The below diagram illustrates the lifecycle of a Qmessage task:

Migration to Qmessage

As we began to test the deployment of the new system, we encountered three types of issues: (1) the dequeue rate was much lower than the enqueue rate, so we couldn’t drain the task queue, (2) some tasks were triggering out-of-memory errors or running for excessive periods of time, and (3) process failures were difficult to debug because of the huge number of tasks per second.

Autoscaling

Our task machines are in an AWS autoscaling group. Based on traffic patterns and a set of defined rules, we can scale up or down the number of EC2 instances executing tasks in order to maintain the desired dequeue rate while minimizing cost. Initially, we combined three scaling rules: CPU usage, Kafka queue length, and Kafka growth rate (enqueue rate - dequeue rate). After a few weeks, we discovered occurrences of unnecessary scaling, which we were able to trace back to noise in the Kafka growth rate. Another issue we uncovered was that CPU usage did not accurately reflect the status of task workers. For example, we couldn't scale down the number of machines if CPU usage was slow due to a traffic jam in the backend storage (e.g., tasks are stuck on the network calls). So, we instead decided on two rules: Kafka queue length and busy time, defined as the percentage of time the Qmessage process is executing the job, relative to the time spent idle. To support autoscaling, we have a cron job which aggregates the necessary metrics as each process reports data to the database.

Protection

In order to avoid out-of-memory issues, we applied Linux cgroup which limited each Qmessage process to 1.5GB by default and is adjustable via a YAML configuration file. We also set a hard limit of 5 minutes for time-consuming tasks, and if a task fails to run three times, we throw an exception in the KCS and trigger an alert.

Monitoring

Any process failure is sent to the exception log in our ELK framework so we can track and debug issues. We also log the process dequeue time, commit rate, commit time, and job status in our in-house monitoring framework, which uses Graphite to store metrics data. At the task level, we log memory usage, count, consuming time, and latency (defined as the time difference between enqueue and dequeue) to Graphite for debugging purposes. A cron job runs every 15 minutes to proactively identify bad tasks by checking average time usage and total count. That information is used to help us quickly optimize our tasks. 

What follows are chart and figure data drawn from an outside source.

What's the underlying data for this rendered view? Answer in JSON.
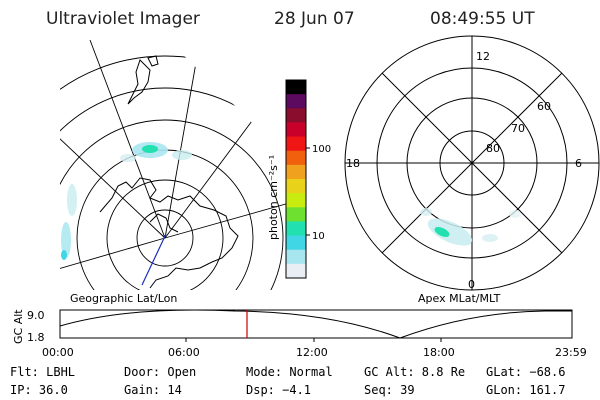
{
  "header": {
    "title": "Ultraviolet Imager",
    "date": "28 Jun 07",
    "time": "08:49:55 UT"
  },
  "left_map": {
    "caption": "Geographic Lat/Lon"
  },
  "right_map": {
    "caption": "Apex MLat/MLT",
    "mlt_labels": [
      "12",
      "18",
      "6",
      "0"
    ],
    "lat_labels": [
      "60",
      "70",
      "80"
    ]
  },
  "colorbar": {
    "unit_label": "photon cm⁻²s⁻¹",
    "tick_labels": [
      "100",
      "10"
    ],
    "colors": [
      "#000000",
      "#5b0a5f",
      "#8a0d2d",
      "#c8002a",
      "#f01616",
      "#f0600d",
      "#f0a21e",
      "#e8d21a",
      "#c8ec10",
      "#6ee030",
      "#22e0b0",
      "#40d6e6",
      "#a8e6ef",
      "#e8eef4"
    ]
  },
  "altitude_plot": {
    "ylabel": "GC Alt",
    "ymax_label": "9.0",
    "ymin_label": "1.8",
    "x_ticks": [
      "00:00",
      "06:00",
      "12:00",
      "18:00",
      "23:59"
    ],
    "marker_color": "#cc0000"
  },
  "status": {
    "filter": "Flt: LBHL",
    "door": "Door: Open",
    "mode": "Mode: Normal",
    "gc_alt": "GC Alt: 8.8 Re",
    "glat": "GLat: −68.6",
    "ip": "IP: 36.0",
    "gain": "Gain: 14",
    "dsp": "Dsp:   −4.1",
    "seq": "Seq: 39",
    "glon": "GLon: 161.7"
  }
}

We sample from the pipeline to proactively understand and improve our loss rate of tasks. When a task is enqueued in our pipeline, the record object may be marked for inclusion in the sample. The data is then inserted at the end of the of a sorted list in Redis with _ENQ_TYPE based on one global key. Once the sampled record is finished executing, we insert the data at the end of the sorted list in Redis with _DEQ_TYPE. We have a minutely cron job that checks Redis and verifies all enqueued data are appropriately dequeued. If any enqueued data is not dequeued within our SLA of 6 hours, we assume the data is lost.

Ongoing Work

The introduction of Kafka and Qmessage was a huge improvement over the initial in-memory queue. We’ve found ways to prevent memory exhaustion and improved our ability to monitor and debug the system. There remain a few lingering concerns that we're actively working on. For instance, currently, the task queue has two priorities: high and low. The volume of high priority tasks is assumed to be much lower than the low priority tasks. If the number of high priority tasks increases enough that the high priority queue is always full, starvation will happen, which means that low priority tasks will be not be scheduled. By rolling out Qmessage, we've significantly increased the scalability of our offline task infrastructure, and we'll continue to scale systems like Qmessage as we grow.